The project is set to focus on ascertaining the effectiveness of information security and cyber supply chain best practices, with a goal of helping companies and organizations increase their cyber risk assessment and management capability, the university said.
The UMD center was awarded a $425,000 task order to continue a sixth year of consecutive government funding, now focusing on this cyber issue.
The NCCoE was founded in 2012 as a federal organization partnership formed by NIST, the State of Maryland, and the state’s Montgomery County to address pressing cybersecurity problems with standards-based solutions using commercially available technologies. The MITRE Corporation has operated a federally funded research and development center (FFRDC) to power and support the NCCoE since 2014.

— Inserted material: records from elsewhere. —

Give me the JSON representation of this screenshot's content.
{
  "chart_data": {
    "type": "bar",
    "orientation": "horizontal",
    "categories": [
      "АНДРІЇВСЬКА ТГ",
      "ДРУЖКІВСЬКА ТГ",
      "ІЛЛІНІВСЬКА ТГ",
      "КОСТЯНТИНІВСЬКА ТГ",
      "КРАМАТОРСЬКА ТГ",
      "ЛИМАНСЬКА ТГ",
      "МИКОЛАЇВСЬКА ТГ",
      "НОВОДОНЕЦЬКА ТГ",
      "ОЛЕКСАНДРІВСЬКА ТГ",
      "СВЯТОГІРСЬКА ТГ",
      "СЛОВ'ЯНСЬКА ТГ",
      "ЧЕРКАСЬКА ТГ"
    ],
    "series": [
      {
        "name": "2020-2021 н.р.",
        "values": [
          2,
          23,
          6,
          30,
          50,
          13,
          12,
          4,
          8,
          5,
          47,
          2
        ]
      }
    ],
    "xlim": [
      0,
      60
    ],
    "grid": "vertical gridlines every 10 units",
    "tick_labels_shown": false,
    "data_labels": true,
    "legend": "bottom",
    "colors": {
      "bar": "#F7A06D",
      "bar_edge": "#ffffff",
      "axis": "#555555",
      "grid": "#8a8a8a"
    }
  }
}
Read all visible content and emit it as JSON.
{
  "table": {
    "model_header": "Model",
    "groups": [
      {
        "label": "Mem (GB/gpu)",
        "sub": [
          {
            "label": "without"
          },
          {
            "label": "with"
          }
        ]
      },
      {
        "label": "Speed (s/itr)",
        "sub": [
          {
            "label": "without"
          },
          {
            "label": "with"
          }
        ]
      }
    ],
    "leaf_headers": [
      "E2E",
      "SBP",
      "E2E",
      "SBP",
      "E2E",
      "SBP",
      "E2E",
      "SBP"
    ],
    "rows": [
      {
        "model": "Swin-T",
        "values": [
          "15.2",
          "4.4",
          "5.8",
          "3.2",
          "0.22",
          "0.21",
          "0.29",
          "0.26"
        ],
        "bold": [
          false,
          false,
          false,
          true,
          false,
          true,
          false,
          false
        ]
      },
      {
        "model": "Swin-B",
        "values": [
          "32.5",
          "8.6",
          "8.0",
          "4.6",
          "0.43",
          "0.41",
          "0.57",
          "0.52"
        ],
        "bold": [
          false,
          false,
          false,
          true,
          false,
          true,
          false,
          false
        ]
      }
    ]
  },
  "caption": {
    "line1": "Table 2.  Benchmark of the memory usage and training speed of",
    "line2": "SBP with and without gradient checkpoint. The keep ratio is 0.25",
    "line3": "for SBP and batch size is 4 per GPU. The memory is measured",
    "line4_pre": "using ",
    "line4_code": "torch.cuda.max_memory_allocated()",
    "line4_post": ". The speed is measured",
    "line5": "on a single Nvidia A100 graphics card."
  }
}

Targeted beneficiaries include government procurement agencies, insurance and reinsurance underwriting companies, financial institutions, and rating agencies, Sandor Boyson, Supply Chain Management Center co-director and UMD research professor, said. Boyson is set to help manage the project with colleague and center co-director Thomas Corsi and Smith School CIO Holly Mann.
The school will work with NIST, the General Services Administration (GSA), and insurance industry companies Zurich Insurance and Beecher Carlson. The partner organizations plan to test the predictive capabilities of cyber risk managerial assessments developed through the school’s supply chain center.
Industry consultants in the project include StoryBuilt Design CEO Michael Best, Zurich North America Director of Strategic Business Risk Linda Conrad, and Christopher Keegan, director of Beecher Carlson’s cybersecurity insurance practice.
“Zurich is delighted to participate in this first of its kind public private partnership. Our collective efforts will help bring best practices and evidence based guidance to organizations seeking better understanding of cybersecurity resilience within their own walls, as well as in their supply chains,” Conrad said in a statement.
“This work continues research into best practices that helps individual organizations understand and better manage their risk, which subsequently strengthens the resilience and security posture of the U.S. economy,” Jon Boyens, senior adviser for information security at NIST’s computer security division, added.
Boyson highlighted said a growing concern in industry has been the threat to suppliers of critical infrastructure components, systems, and services.